5. Process according to claim 4, wherein the solvent or mixture of solvents is a polar solvent or a polar mixture of solvents,

preferably the solvent or mixture of solvents is selected from the group consisting of methanol, ethanol, isopropyl alcohol, and n-butanol; more preferably the solvent or mixture of solvents comprises ethanol,

even more preferably the solvent is a single solvent, preferably an alcohol, and most preferred, the solvent is ethanol.

6. Process according to any of claims 1 to 5, wherein the ratio of the amount of elagolix or its pharmaceutically acceptable salt (or a mixture of different forms of elagolix) to the amount of the one or more filler(s) of step (b) is in a range of from about 1 : 0.5 to about 1 : 3.5; preferably in a range of from about 1 : 1 to about 1 : 3; more preferably in a range of from about 1 : 1 to about 1 : 2.5; and most preferred the ratio is about 1 : 2.

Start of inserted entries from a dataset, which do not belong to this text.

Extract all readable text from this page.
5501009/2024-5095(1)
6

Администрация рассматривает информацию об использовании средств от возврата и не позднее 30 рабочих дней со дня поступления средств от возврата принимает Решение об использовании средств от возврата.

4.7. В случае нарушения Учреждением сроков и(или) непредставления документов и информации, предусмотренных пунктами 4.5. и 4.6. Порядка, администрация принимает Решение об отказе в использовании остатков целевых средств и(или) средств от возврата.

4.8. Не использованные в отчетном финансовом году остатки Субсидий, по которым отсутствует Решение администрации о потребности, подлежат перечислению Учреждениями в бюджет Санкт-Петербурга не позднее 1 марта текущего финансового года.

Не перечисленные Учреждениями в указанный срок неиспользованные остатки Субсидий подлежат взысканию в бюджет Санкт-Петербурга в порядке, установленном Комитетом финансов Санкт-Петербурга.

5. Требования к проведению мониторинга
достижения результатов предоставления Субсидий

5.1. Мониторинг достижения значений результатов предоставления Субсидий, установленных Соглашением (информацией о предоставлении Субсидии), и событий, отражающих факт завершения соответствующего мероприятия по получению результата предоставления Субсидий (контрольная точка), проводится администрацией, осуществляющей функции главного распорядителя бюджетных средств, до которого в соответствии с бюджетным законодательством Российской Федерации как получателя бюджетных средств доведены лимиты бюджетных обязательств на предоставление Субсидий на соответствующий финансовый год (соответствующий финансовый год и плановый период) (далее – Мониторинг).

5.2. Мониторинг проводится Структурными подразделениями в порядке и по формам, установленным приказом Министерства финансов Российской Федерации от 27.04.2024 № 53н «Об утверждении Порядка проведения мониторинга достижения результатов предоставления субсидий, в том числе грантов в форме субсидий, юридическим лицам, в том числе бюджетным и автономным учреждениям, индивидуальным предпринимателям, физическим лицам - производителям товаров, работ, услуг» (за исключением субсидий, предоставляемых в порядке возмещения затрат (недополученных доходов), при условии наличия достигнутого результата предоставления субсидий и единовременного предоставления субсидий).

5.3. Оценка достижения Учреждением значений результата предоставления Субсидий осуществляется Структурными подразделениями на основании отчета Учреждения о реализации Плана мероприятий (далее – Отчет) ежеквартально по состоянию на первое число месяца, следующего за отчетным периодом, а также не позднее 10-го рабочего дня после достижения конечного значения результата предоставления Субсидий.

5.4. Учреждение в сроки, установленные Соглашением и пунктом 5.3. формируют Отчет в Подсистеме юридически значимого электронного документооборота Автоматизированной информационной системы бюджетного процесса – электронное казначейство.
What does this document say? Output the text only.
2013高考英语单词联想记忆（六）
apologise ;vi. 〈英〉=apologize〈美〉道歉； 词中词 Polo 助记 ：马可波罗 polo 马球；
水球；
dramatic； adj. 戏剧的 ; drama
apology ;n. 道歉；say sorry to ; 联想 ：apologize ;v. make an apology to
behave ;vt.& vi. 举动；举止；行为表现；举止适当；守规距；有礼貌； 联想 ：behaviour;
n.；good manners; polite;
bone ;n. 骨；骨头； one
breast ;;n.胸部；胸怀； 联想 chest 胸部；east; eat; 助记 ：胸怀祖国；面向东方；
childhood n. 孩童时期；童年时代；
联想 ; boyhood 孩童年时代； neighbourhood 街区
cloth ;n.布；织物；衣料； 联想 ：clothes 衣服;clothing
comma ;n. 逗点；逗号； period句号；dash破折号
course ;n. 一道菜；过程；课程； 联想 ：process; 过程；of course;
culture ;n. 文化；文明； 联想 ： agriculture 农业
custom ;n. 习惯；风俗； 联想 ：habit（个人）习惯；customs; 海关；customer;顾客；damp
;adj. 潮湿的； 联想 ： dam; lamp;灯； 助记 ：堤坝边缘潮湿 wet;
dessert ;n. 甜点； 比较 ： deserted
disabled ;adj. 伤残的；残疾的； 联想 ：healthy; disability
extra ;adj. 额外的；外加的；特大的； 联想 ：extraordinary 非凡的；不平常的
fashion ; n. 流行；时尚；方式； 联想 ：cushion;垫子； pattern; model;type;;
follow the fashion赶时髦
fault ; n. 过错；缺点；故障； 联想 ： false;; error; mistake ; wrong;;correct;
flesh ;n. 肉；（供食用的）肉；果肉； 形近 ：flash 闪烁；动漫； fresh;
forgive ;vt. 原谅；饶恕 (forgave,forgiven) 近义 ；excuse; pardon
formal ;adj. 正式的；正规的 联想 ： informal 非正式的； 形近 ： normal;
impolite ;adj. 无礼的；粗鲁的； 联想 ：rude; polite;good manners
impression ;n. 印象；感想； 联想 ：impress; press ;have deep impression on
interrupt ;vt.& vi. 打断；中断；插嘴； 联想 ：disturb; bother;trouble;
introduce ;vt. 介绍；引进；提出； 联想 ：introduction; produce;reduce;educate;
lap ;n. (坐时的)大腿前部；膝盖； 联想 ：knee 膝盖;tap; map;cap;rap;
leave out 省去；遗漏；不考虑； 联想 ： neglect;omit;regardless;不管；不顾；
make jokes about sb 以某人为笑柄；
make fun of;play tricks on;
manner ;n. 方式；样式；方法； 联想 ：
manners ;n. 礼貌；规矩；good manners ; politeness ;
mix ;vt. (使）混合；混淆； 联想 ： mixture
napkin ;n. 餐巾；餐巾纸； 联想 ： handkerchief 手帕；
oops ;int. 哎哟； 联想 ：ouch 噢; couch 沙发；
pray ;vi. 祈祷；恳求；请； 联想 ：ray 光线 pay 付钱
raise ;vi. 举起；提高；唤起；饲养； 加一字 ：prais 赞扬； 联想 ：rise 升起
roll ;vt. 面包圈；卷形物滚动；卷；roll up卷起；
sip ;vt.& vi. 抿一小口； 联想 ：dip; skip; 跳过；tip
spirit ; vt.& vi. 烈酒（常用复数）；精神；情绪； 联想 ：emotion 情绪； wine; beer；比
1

7. Process according to any of claims 1 to 6, wherein the solution of step (a) consists of elagolix or its pharmaceutically acceptable salt, and the solvent or mixture of solvents.

8. Process according to any of claims 1 to 7, wherein the one or more filler(s) of step (b) is/are selected from the group consisting of microcrystalline cellulose or silicified microcrystalline cellulose; lactose such as lactose monohydrate and agglomerated lactose such as Tablettose 70 or Tablettose 80; sugar alcohols and preferably mannitol, erythritol, sorbitol and xylitol; inorganic fillers such as anhydrous calcium salt such as calcium hydrogenphosphate, and starches such as maize starch, potato starch, rice starch, wheat starch, pregelatinized starch, fully pregelatinized starch;

9. Powder comprising elagolix or a pharmaceutically acceptable salt thereof and one or more filler(s), wherein the bulk density of said powder is at least 0.38 g/ml, and/or the tapped density of said powder is at least 0.63 g/ml.

10. Powder comprising elagolix or a pharmaceutically acceptable salt thereof and one or more filler(s), wherein the one or more filler(s) is/are at least partially crystalline, and the elagolix or a pharmaceutically acceptable salt is present in amorphous form.

1 1 . Powder according to claim 10, wherein the powder essentially consists of the elagolix or its pharmaceutically acceptable salt and the one or more filler(s).

12. Pharmaceutical composition or dosage form comprising the powder as defined in any one of claims 9 to 1 1.

13. Compressed tablet core consisting of the powder according to any of claims 9 to 1 1 and 5-15 wt% of one or more disintegrants(s) and optionally 0.1 -5 wt% of glidant(s) and/or other excipients.

14. Powder as defined in any one of claims 9 to 1 1 , pharmaceutical composition or dosage form as defined in claim 12, or compressed tablet core as defined in claim 13, for use in the treatment of GnRH-dependent diseases, such as endometriosis and uterine fibroids.

15. Process for the preparation of a pharmaceutical dosage form, preferably a tablet, comprising elagolix or a pharmaceutically acceptable salt thereof, wherein the process comprises a step of formulating a powder as defined in any of claims 9-1 1 into a pharmaceutical dosage form, wherein the process preferably comprises carrying out a process according to any one of claims 1 to 8 for preparing said powder.